How to format lists in the node property when using the neo4j-admin import tool


Got a similar question here to: neo4j - Cypher import of CSV with array - Stack Overflow

How do I properly format a homogeneous list of strings in the csv file that is used by the neo4j-admin import tool to create nodes? The docs here describe lists as a possible node property.

According to the documentation on the neo4j-admin import tool, to define an array type, append [ ] to the type. By default, array values are separated by ;. A different delimiter can be specified with --array-delimiter.

So would this be correct then? For example's sake, let's say I have this csv:

1,"Keanu Reeves",56,"Action;Science Fiction;Romantic Comedy;Humor",Actor
2,"Laurence Fishburne",59,"Action;Romantic Comedy;Science Fiction",Actor
3,"Carrie-Anne Moss",53,"Action;Comedy;Science Fiction;Romantic Comedy;Humor",Actor

I'm following this format from this:

meg,"DeDe;Angelica Graynamore;Patricia Graynamore",tt0099892,ACTED_IN

So, once this finishes loading into Neo4j and I want to retrieve all of the nodes where the actor's genre is "Science Fiction", would I be able to do this?

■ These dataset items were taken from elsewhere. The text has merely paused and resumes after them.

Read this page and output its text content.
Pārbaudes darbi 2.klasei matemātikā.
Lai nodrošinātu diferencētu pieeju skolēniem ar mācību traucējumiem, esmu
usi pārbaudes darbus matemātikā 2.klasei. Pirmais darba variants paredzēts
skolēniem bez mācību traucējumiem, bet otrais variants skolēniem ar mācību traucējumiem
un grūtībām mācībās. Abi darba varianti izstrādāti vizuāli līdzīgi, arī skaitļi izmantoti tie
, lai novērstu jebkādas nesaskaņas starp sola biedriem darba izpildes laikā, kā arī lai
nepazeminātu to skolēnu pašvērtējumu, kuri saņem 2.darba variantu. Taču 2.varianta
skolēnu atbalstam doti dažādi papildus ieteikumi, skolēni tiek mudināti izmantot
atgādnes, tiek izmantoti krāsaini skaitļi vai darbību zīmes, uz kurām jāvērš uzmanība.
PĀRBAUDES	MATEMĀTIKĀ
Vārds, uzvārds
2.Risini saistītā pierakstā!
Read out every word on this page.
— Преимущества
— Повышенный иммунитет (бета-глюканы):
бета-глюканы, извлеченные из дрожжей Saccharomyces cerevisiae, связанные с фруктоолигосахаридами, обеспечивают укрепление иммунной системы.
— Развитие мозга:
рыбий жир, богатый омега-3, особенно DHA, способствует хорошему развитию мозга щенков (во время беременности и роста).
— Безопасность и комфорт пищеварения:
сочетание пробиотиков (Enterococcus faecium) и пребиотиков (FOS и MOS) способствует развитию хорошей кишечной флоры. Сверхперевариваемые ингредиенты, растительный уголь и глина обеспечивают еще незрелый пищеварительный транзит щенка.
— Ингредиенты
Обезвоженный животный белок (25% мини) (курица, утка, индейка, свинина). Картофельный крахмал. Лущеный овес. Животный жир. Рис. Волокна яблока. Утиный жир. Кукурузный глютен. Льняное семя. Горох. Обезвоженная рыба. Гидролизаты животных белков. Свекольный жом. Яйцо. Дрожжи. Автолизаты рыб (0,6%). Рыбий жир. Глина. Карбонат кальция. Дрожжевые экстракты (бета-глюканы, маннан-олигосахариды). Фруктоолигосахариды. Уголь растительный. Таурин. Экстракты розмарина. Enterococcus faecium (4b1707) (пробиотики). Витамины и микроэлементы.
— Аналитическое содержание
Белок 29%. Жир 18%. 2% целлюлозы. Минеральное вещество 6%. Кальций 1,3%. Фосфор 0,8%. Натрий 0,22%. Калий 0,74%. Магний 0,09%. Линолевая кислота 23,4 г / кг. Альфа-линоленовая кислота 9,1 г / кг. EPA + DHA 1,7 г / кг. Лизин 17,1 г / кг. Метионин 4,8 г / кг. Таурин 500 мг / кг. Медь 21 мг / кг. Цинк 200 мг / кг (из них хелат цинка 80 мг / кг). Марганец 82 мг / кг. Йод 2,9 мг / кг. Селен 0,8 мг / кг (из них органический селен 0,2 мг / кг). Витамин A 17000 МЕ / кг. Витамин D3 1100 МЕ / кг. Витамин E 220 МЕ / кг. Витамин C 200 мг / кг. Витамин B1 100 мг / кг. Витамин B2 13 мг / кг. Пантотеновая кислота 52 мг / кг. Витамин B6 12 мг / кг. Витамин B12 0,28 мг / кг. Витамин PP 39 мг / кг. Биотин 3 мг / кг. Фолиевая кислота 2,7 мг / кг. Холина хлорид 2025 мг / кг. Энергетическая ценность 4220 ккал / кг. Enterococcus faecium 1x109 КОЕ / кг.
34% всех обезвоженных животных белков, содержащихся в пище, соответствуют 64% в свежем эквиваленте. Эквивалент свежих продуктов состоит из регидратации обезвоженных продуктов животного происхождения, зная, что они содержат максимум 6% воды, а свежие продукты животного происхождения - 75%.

WHERE "Science Fiction" IN a.genres

This is just a generic example, and it mirrors my use case. Just wanted to ask here before loading millions of nodes connected by nearly a billion relationships.


The solution was to add the following two parameters on the neo4j-admin import tool:

\bin\neo4j-admin import --verbose --database=neo4j --trim-strings=true --array-delimiter=";" --delimiter="," --normalize-types=true --nodes=actors.csv

Since I'm working with comma-seperated values files, you have to explicitly state what the delimiters are within the csv values so that the neo4j-admin import tool does not get confused so to speak.

The format on the csv file itself was not the problem. It was me with the parameters. It's taking a bit to get used to this tool and to all of its parameters. So far it's working great to create hundreds of millions of relationships in less than an hour.

Hopefully in the future, there will be better tools to implement daily updates on hundreds of millions of nodes and relationships efficiently.